Merger grants lift Dillard's (NYSE: DDS) insider Class A and B stakes
Rhea-AI Filing Summary
DILLARD'S, INC. senior vice president and director William T. Dillard III reported equity acquisitions tied to the merger of W.D. Company, Inc. into Dillard's on June 4, 2026. The filing shows grants and merger-related awards of Class A and Class B shares, not open-market trading.
He received 734 shares of Class A Common Stock directly and holds 29,699 Class A shares directly after these grants, plus additional Class A shares in a retirement plan. Related entities, including trusts for his family and his spouse, hold Class A positions such as 13,755 and 189,465 shares after the merger consideration.

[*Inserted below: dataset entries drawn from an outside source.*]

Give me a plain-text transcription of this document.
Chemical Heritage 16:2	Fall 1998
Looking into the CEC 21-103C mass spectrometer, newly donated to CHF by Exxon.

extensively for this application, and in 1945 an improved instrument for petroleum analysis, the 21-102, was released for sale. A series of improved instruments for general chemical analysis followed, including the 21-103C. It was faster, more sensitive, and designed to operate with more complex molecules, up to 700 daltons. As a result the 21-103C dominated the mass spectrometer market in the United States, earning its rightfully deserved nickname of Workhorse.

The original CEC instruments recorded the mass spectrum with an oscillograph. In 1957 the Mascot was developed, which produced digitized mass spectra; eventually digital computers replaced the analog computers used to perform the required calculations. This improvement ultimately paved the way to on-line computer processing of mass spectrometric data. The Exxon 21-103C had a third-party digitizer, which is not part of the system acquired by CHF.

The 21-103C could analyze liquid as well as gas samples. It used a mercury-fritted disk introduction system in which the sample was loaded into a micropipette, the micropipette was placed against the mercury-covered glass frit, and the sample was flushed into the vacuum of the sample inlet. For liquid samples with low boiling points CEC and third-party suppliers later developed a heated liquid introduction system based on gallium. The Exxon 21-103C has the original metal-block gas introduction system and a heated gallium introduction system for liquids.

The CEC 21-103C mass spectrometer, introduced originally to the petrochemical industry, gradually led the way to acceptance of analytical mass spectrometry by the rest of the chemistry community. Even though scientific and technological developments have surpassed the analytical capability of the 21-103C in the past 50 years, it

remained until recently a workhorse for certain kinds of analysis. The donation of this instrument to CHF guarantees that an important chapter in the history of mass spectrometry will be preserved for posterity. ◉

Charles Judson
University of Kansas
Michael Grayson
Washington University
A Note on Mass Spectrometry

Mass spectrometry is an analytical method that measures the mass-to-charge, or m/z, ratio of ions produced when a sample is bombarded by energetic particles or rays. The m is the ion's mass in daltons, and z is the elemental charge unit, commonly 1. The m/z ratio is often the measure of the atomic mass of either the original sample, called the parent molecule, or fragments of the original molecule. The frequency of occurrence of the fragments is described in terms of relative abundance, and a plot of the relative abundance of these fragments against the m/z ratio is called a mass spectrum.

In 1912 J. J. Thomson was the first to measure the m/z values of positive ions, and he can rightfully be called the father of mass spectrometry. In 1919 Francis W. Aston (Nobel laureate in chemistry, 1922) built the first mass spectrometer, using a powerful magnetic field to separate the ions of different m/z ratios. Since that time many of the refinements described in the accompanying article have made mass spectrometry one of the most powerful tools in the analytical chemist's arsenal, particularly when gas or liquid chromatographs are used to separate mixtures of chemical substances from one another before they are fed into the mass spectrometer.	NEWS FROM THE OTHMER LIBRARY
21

He and related holders also received Class B Common Stock, including 70,445 Class B shares held directly and 9,618 and 38,472 Class B shares held indirectly. Each Class B share is convertible into one Class A share with no expiration, so these derivative positions represent additional potential Class A ownership.
Positive
- None.
Negative
- None.
Insider Trade Summary
| Type | Security | Shares | Price | Value |
|---|---|---|---|---|
| Grant/Award | Common Class B | 70,445 | $0.00 | -- |
| Grant/Award | Common Class B | 38,472 | $0.00 | -- |
| Grant/Award | Common Class B | 9,618 | $0.00 | -- |
| Grant/Award | Common Class A | 734 | $0.00 | -- |
| Grant/Award | Common Class A | 400 | $0.00 | -- |
| Grant/Award | Common Class A | 100 | $0.00 | -- |
| holding | Common Class A - Retirement Plan | -- | -- | -- |
Footnotes (1)
- On June 4, 2026, pursuant to the Agreement and Plan of Merger, dated as of March 20, 2026 (as amended, the "Merger Agreement"), by and among Dillard's, Inc. (the "Issuer"), W.D. Company, Inc., an Arkansas corporation ("WDC"), and Alex Dillard, solely in his capacity as the shareholder representative, WDC was merged with and into the Issuer (the "Merger"), with the Issuer surviving the Merger. The amount reported represents shares of Issuer Class A Common Stock acquired by the reporting person upon consummation of the Merger, in his capacity as a shareholder of WDC. Each share of WDC common stock issued and outstanding immediately prior to the effective time of the Merger was automatically cancelled, and in exchange therefor, each WDC shareholder received such WDC shareholder's pro rata share of (a) up 41,496 shares of Issuer Class A Common Stock and up to 3,985,776 shares of Issuer Class B Common Stock and (b) the amount in cash equal to the sum of (i) WDC's cash and cash equivalents as of the closing date of the Merger, plus (ii) the value of other publicly traded securities owned by WDC (determined as described in the Merger Agreement). The amount reported represents shares of Issuer Class A Common Stock acquired by trusts upon consummation of the Merger, in their respective capacities as shareholders of WDC. The amount reported represents shares held in trust for the benefit of the reporting person and his family, for which the reporting person serves as trustee. The amount reported represents shares of Issuer Class A Common Stock acquired by the reporting person's spouse upon consummation of the Merger, in her capacity as a shareholder of WDC. The amount reported represents shares held by the reporting person's spouse. Shares of Issuer Class B Common Stock are convertible at the option of any holder thereof into shares of Issuer Class A Common Stock on a one-for-one basis. Issuer Class B Common Stock has no expiration date. The amount reported represents shares of Issuer Class B Common Stock acquired by the reporting person upon consummation of the Merger, in his capacity as a shareholder of WDC. The amount reported represents shares of Issuer Class B Common Stock acquired by trusts upon consummation of the Merger, in their respective capacities as shareholders of WDC. The amount reported represents shares of Issuer Class B Common Stock acquired by the reporting person's spouse upon consummation of the Merger, in her capacity as a shareholder of WDC.